Furthermore, it should be noted that various working operations in connection with printing and production of inks and sealing compounds may result in increased exposure concentrations in the air exceeding the limit values of the substances.
It should also be mentioned that, in the risk assessments of DEGBE and DEGME (European Commission 2000a and 2000b), it was among other things found that effects from exposures via inhalation of and skin contact with DEGBE in the working environment with spray painting cannot be precluded. For DEGME, it was found that the exposure to DEGME via skin contact in the working environment with production of DEGME, production of products containing DEGME and manual use of products containing DEGME should be limited/minimized.
The effects of dermal exposure to the investigated substances were not assessed for the substances.
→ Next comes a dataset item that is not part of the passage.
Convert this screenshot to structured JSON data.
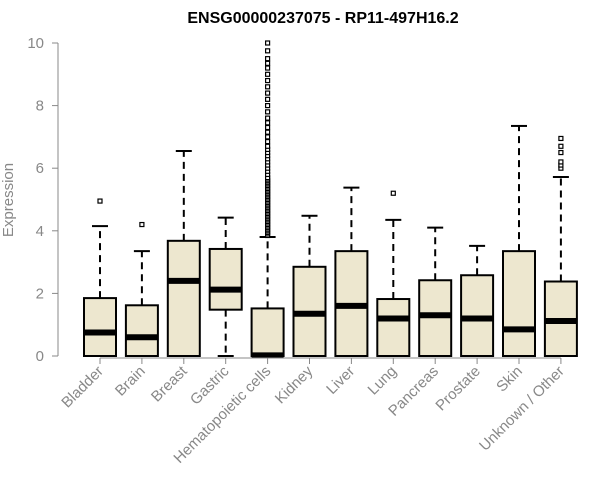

Easily accessible effect data on skin exposure to PGME and PGMEA were sought but not found. When using paints containing the most commonly used glycol ethers, the estimated dermal exposures to the glycol ethers were at the exposure level of DEGME, at which it cannot be precluded that effects may occur, but below the exposure level of DEGBE, at which it cannot be precluded that dermal exposure may result in effects. When using cleaning agents containing the most commonly used glycol ethers, the estimated dermal exposures to the glycol ethers were at the exposure level of DEGME, at which it cannot be precluded that effects may occur, at the exposure level of DEGBE, at which irritation effects may occur but below the exposure level, at which it cannot be precluded that repeated dermal exposures to DEGBE may result in systemic effects.